Lemma: Suppose that $U, W \subseteq V$ are irreducible representations, and $\langle U, V \rangle \neq 0$. Then $U \cong V$ as real representations.

Proof: Since $\langle U, V \rangle \neq 0$, the map $\phi: U \to V^*, \phi(u)(v) = \langle u, v \rangle$ is nonzero. Furthermore, the $G$-invariancy of the inner product ensures that $\phi$ is a map of representations. Since $V \cong V^*$ as representations, we have found a nonzero $G$-equivariant map $U \to V$. By Schur's lemma, $U \cong V$.

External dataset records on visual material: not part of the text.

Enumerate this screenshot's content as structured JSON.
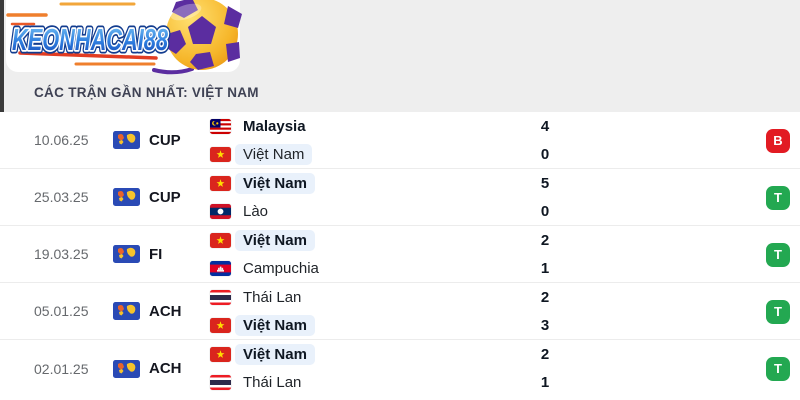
{
  "logo": {
    "text": "KEONHACAI88"
  },
  "header": {
    "title": "CÁC TRẬN GẦN NHẤT: VIỆT NAM"
  },
  "colors": {
    "win": "#23a851",
    "loss": "#e21b23",
    "highlight": "#e9f1fb",
    "header_bg": "#eeeeee",
    "logo_blue": "#2f7fe0"
  },
  "matches": [
    {
      "date": "10.06.25",
      "competition": "CUP",
      "home": {
        "name": "Malaysia",
        "flag": "malaysia",
        "score": "4",
        "bold": true,
        "highlight": false
      },
      "away": {
        "name": "Việt Nam",
        "flag": "vietnam",
        "score": "0",
        "bold": false,
        "highlight": true
      },
      "result": {
        "label": "B",
        "type": "loss"
      }
    },
    {
      "date": "25.03.25",
      "competition": "CUP",
      "home": {
        "name": "Việt Nam",
        "flag": "vietnam",
        "score": "5",
        "bold": true,
        "highlight": true
      },
      "away": {
        "name": "Lào",
        "flag": "laos",
        "score": "0",
        "bold": false,
        "highlight": false
      },
      "result": {
        "label": "T",
        "type": "win"
      }
    },
    {
      "date": "19.03.25",
      "competition": "FI",
      "home": {
        "name": "Việt Nam",
        "flag": "vietnam",
        "score": "2",
        "bold": true,
        "highlight": true
      },
      "away": {
        "name": "Campuchia",
        "flag": "cambodia",
        "score": "1",
        "bold": false,
        "highlight": false
      },
      "result": {
        "label": "T",
        "type": "win"
      }
    },
    {
      "date": "05.01.25",
      "competition": "ACH",
      "home": {
        "name": "Thái Lan",
        "flag": "thailand",
        "score": "2",
        "bold": false,
        "highlight": false
      },
      "away": {
        "name": "Việt Nam",
        "flag": "vietnam",
        "score": "3",
        "bold": true,
        "highlight": true
      },
      "result": {
        "label": "T",
        "type": "win"
      }
    },
    {
      "date": "02.01.25",
      "competition": "ACH",
      "home": {
        "name": "Việt Nam",
        "flag": "vietnam",
        "score": "2",
        "bold": true,
        "highlight": true
      },
      "away": {
        "name": "Thái Lan",
        "flag": "thailand",
        "score": "1",
        "bold": false,
        "highlight": false
      },
      "result": {
        "label": "T",
        "type": "win"
      }
    }
  ]
}
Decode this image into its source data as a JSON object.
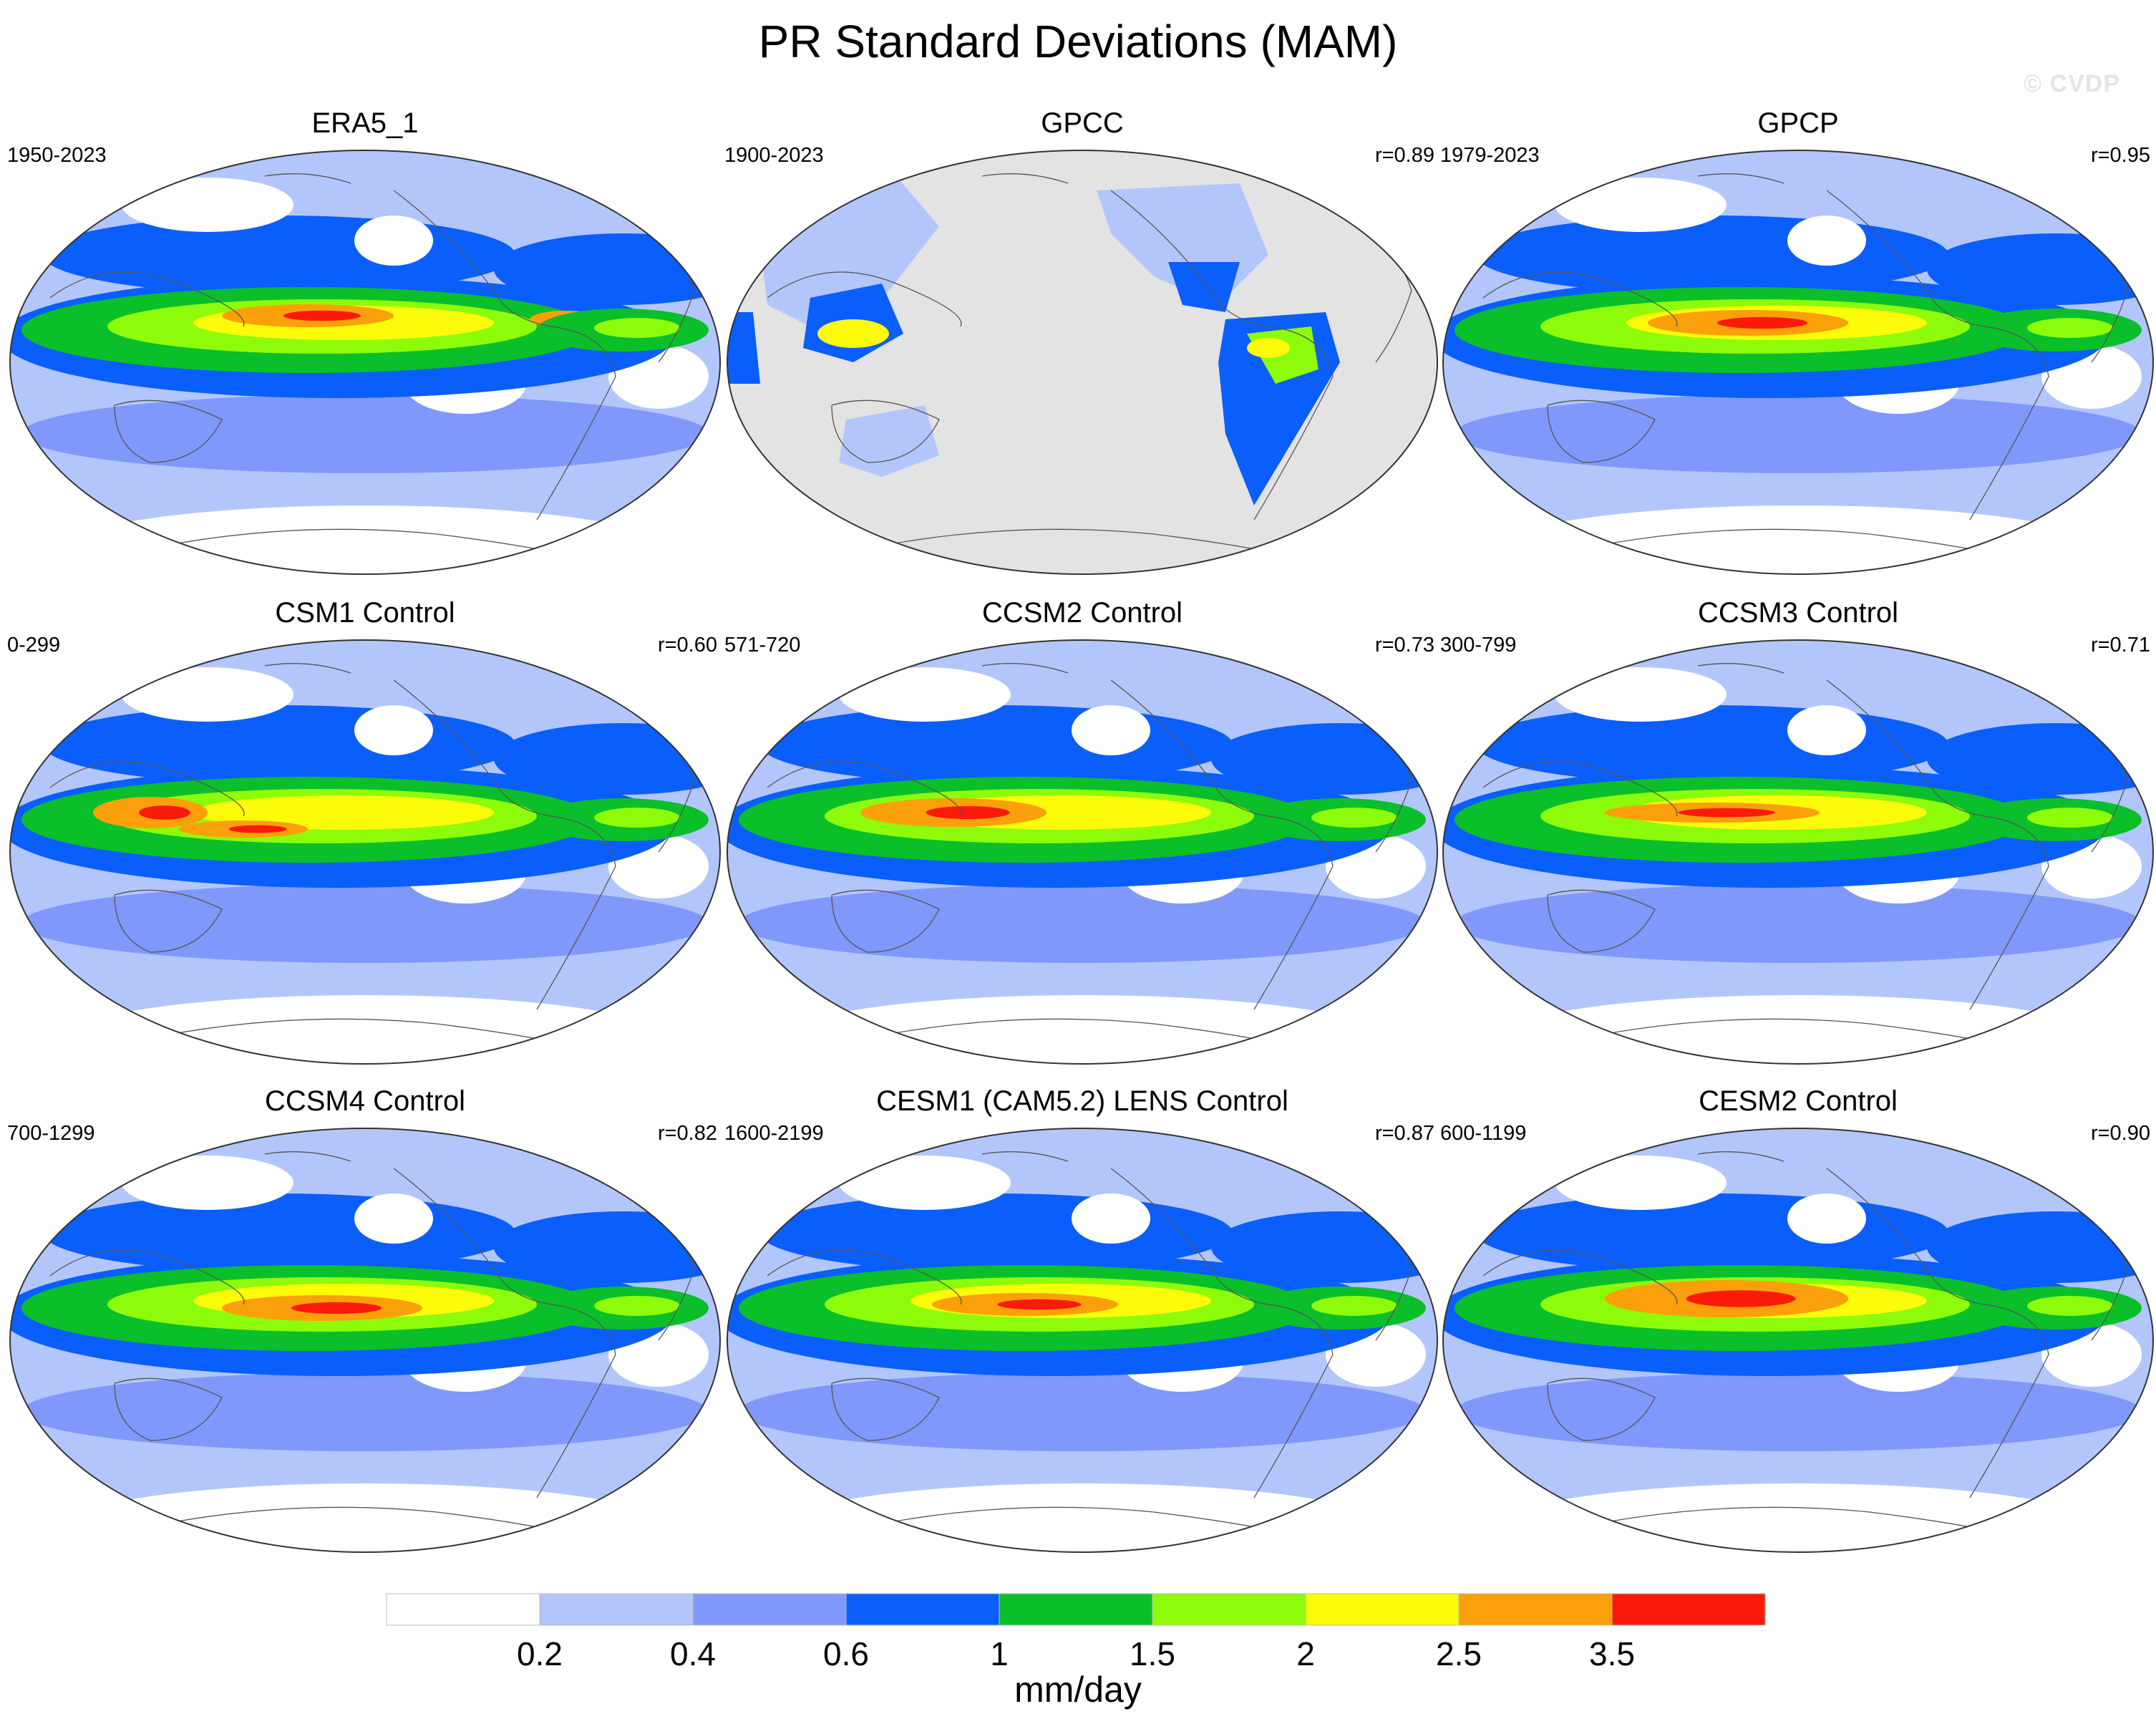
{
  "figure": {
    "title": "PR Standard Deviations (MAM)",
    "watermark": "© CVDP"
  },
  "panels": [
    {
      "title": "ERA5_1",
      "period": "1950-2023",
      "corr": "",
      "type": "reanalysis",
      "land_only": false
    },
    {
      "title": "GPCC",
      "period": "1900-2023",
      "corr": "r=0.89",
      "type": "obs",
      "land_only": true
    },
    {
      "title": "GPCP",
      "period": "1979-2023",
      "corr": "r=0.95",
      "type": "obs",
      "land_only": false
    },
    {
      "title": "CSM1 Control",
      "period": "0-299",
      "corr": "r=0.60",
      "type": "model",
      "land_only": false
    },
    {
      "title": "CCSM2 Control",
      "period": "571-720",
      "corr": "r=0.73",
      "type": "model",
      "land_only": false
    },
    {
      "title": "CCSM3 Control",
      "period": "300-799",
      "corr": "r=0.71",
      "type": "model",
      "land_only": false
    },
    {
      "title": "CCSM4 Control",
      "period": "700-1299",
      "corr": "r=0.82",
      "type": "model",
      "land_only": false
    },
    {
      "title": "CESM1 (CAM5.2) LENS Control",
      "period": "1600-2199",
      "corr": "r=0.87",
      "type": "model",
      "land_only": false
    },
    {
      "title": "CESM2 Control",
      "period": "600-1199",
      "corr": "r=0.90",
      "type": "model",
      "land_only": false
    }
  ],
  "colorbar": {
    "units": "mm/day",
    "labels": [
      "0.2",
      "0.4",
      "0.6",
      "1",
      "1.5",
      "2",
      "2.5",
      "3.5"
    ],
    "colors": [
      "#ffffff",
      "#b3c6fb",
      "#8098fb",
      "#0a5efb",
      "#0abf2a",
      "#8dfb0a",
      "#fbfb0a",
      "#fba00a",
      "#fb1a0a"
    ]
  },
  "map": {
    "projection": "robinson-like, pacific-centered",
    "missing_color": "#e3e3e3"
  }
}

This lemma shows that all the isotypic components $V_\lambda$ must be orthogonal under the $G$-invariant inner product. The answers to the rest of your questions basically follow from knowing that decomposition:

Answers to questions: let $U_1, U_2$ be irreducible subrepresentations of $V$, such that $\langle U_1, U_2 \rangle \neq 0$. Then:

1. $\dim U_1 = \dim U_2$, since by the above they must be isomorphic representations.
2. Every other nonzero $G$-invariant ($\dim U_1$)-dimensional subspace of $U_1 \oplus U_2$ must be isomorphic to $U_1$ as a representation, and hence irreducible. ($U_1 \oplus U_2$ is still inside the isotypic component).
3. The orthogonal complement of $U_1$ inside $U_1 \oplus U_2$ will be a subrepresentation which is both isomorpic and orthogonal to $U_1$.